To be released later in the year, fully officially for the first time, the “Director’s Cut” version that can be pre-ordered via PledgeMusic campaign will restore it all to Klinger’s original vision, and the fans have a chance to own the film as a strictly limited edition of a box set – signed and supplied with various goodies – or a double DVD, with a classic variant and a new one each given a disc. There will also be, for the first time ever, a double live CD released, and additional collectors items are being offered.
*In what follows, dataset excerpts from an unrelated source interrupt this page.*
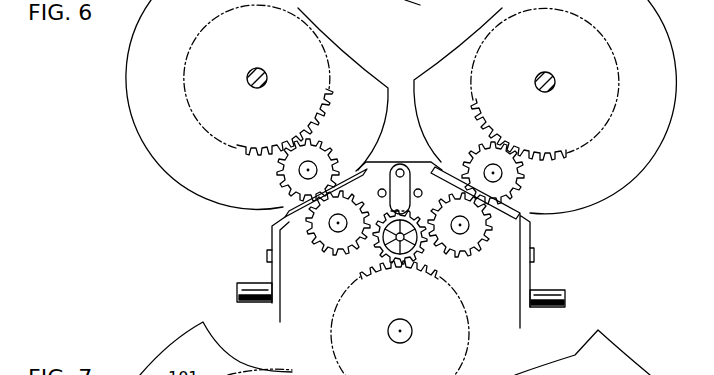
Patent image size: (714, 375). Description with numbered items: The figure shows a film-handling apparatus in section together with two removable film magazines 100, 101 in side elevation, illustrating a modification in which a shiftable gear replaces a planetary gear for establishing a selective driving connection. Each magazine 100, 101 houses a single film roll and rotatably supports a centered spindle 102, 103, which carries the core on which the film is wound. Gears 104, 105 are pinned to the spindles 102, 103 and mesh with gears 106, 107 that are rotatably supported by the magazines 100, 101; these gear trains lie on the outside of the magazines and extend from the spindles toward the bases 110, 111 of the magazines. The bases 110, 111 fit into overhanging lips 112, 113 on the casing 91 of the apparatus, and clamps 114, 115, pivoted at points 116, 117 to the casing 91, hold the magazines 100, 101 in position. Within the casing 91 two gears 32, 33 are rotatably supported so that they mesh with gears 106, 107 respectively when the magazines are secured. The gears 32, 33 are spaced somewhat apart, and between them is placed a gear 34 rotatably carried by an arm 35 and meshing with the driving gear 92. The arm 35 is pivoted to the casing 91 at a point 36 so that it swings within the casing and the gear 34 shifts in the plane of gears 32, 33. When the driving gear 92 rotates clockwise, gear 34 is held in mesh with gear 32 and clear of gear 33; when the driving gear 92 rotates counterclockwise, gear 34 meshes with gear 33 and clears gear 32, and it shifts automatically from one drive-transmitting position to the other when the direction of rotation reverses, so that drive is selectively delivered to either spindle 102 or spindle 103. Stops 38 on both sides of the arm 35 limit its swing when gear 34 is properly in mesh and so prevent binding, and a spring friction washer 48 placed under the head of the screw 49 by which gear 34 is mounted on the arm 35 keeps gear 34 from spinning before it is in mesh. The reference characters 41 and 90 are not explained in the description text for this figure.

The gear 32 is at (467, 254).
The gear 33 is at (334, 254).
The gear 34 is at (419, 249).
The arm 35 is at (399, 188).
The pivot point 36 is at (403, 169).
The stops 38 is at (383, 189).
The housing 41 is at (388, 8).
The spring friction washer 48 is at (383, 241).
The screw 49 is at (397, 249).
The shaft 90 is at (408, 342).
The casing 91 is at (278, 312).
The driving gear 92 is at (470, 315).
The removable film magazine 100 is at (637, 23).
The removable film magazine 101 is at (192, 18).
The spindle 102 is at (551, 89).
The spindle 103 is at (252, 85).
The gear 104 is at (561, 156).
The gear 105 is at (250, 152).
The gear 106 is at (523, 179).
The gear 107 is at (283, 176).
The base 110 is at (509, 239).
The base 111 is at (370, 192).
The overhanging lip 112 is at (433, 170).
The overhanging lip 113 is at (356, 171).
The clamp 114 is at (548, 271).
The clamp 115 is at (257, 269).
The pivot 116 is at (534, 258).
The pivot 117 is at (267, 256).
Tony Klinger and I touched upon the movie a few times over the years, and that’s what the the director has to say now:
“It’s just my creative input around the music from those artists and me as the film maker. [Gonzo Multimedia] did ask me creatively if they could follow my originally wished-for length and edit notes, and that meant a great deal to me because the finance from the original company was cut by about three quarters the day before I started the shoot. That meant all my dreams for quality and originality were compromised to pieces. I should have walked but I was in my early twenties and weak. Hope that helps explain my feelings about Pledge who with their repackaging have given new life to something I’d long since given up on. They’re supplying the original concert footage as an alternative if the viewer prefers it. I have no idea where the material was found because I was under the impression it had all been lost to posterity 40 years ago.”
It’s a great piece of history to own.